Sous le slogan « Tout pour la Révolution », des centaines de visages juvéniles ont observé la table présidentielle pleine de fonctionnaires ayant tous dépassé les six décennies de vie. L’ancienne génération n’était pas là pour dire aux plus jeunes « ce pays est aussi le vôtre, c’est maintenant à vous de décider des voies à suivre », mais plutôt pour les exhorter au sacrifice, pour les réprimander pour leur manque de combativité ; ils ont aussi voulu leur arracher des engagements de continuité et de fidélité éternelle. Ce sont les typiques actions auxquelles se livre un parti politique face à son vivier, mais dans le cas cubain, il s’agit aussi de la seule organisation pour les jeunes autorisée par la loi. Il est surprenant de voir qu’à un âge où ils adoptent les postures les plus variées et où ils défendent les causes les plus incroyables, on n’autorise nos jeunes qu’à militer avec une carte rouge. Nombre d’entre eux, s’ils bénéficiaient de circonstances plus libres, iraient grossir les rangs d’un groupe écologique, se joindraient à un piquet d’activistes syndicalistes ou s’affilieraient pour exiger l’arrêt du service militaire obligatoire.

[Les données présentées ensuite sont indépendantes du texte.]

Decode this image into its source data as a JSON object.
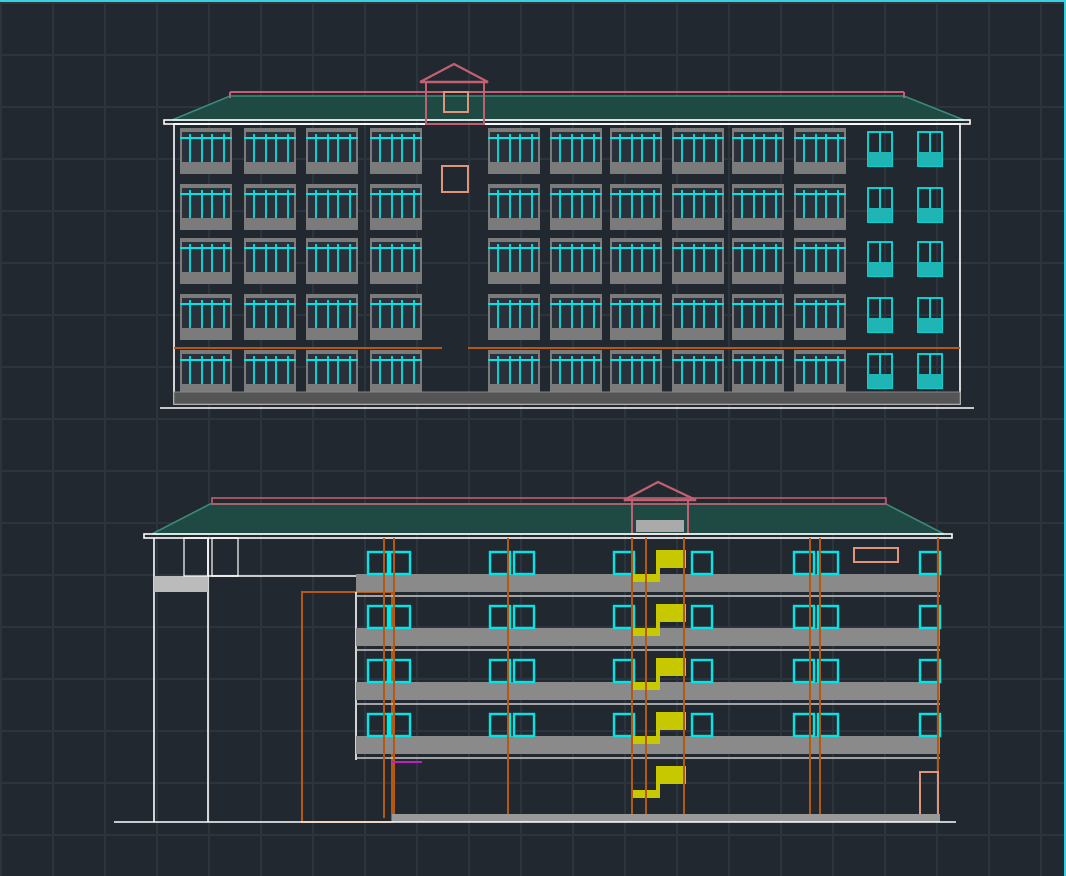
{
  "viewport": {
    "drawings": [
      {
        "kind": "front-elevation"
      },
      {
        "kind": "rear-elevation"
      }
    ]
  }
}
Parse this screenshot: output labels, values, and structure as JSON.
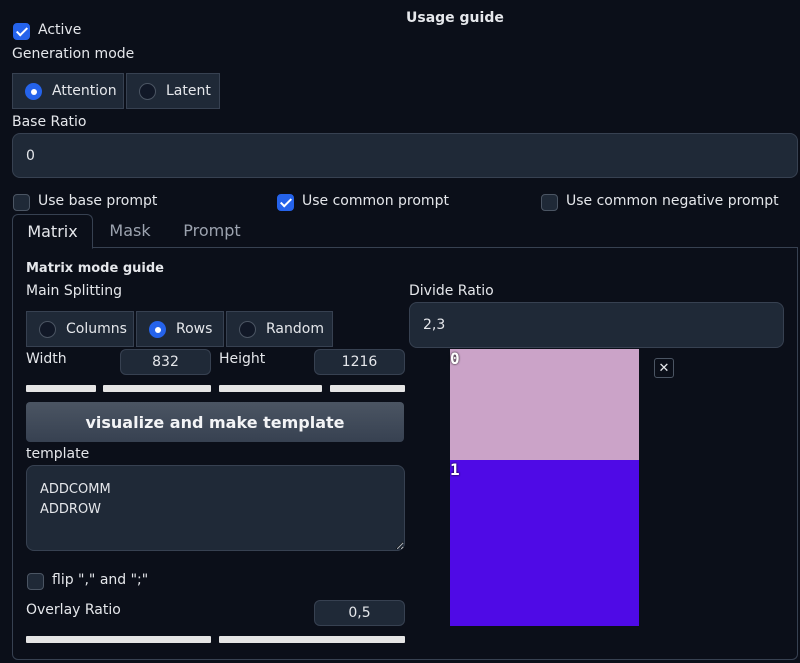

Ceux qui font aujourd’hui partie de l’UJC sont nés alors que la Période Spéciale avait déjà commencé, ils n’ont pas eu de jouets dans les magasins de produits rationnés et ils n’ont bu de lait –légalement- que jusqu’à l’âge de sept ans. Ils ont grandi grâce au marché noir et s’ils ont porté des chaussures, c’est parce que leurs parents ont détourné des biens de l’état ou ont demandé à un parent exilé de l’aide pour les acheter. Il s’agit d’une génération élevée en plein apartheid touristique qui empêchait les Cubains d’entrer dans les hôtels ou d’accéder à certains services ; des enfants nourris à coups de consignes vides dans les écoles et d’expressions de lassitude dans leurs foyers. Malgré leur engagement loyal, je les soupçonne de nourrir des rêves de revanche, d’imaginer ce moment où ils rompront toutes les promesses faites à leurs aînés.
Traduit par M. KABOUS.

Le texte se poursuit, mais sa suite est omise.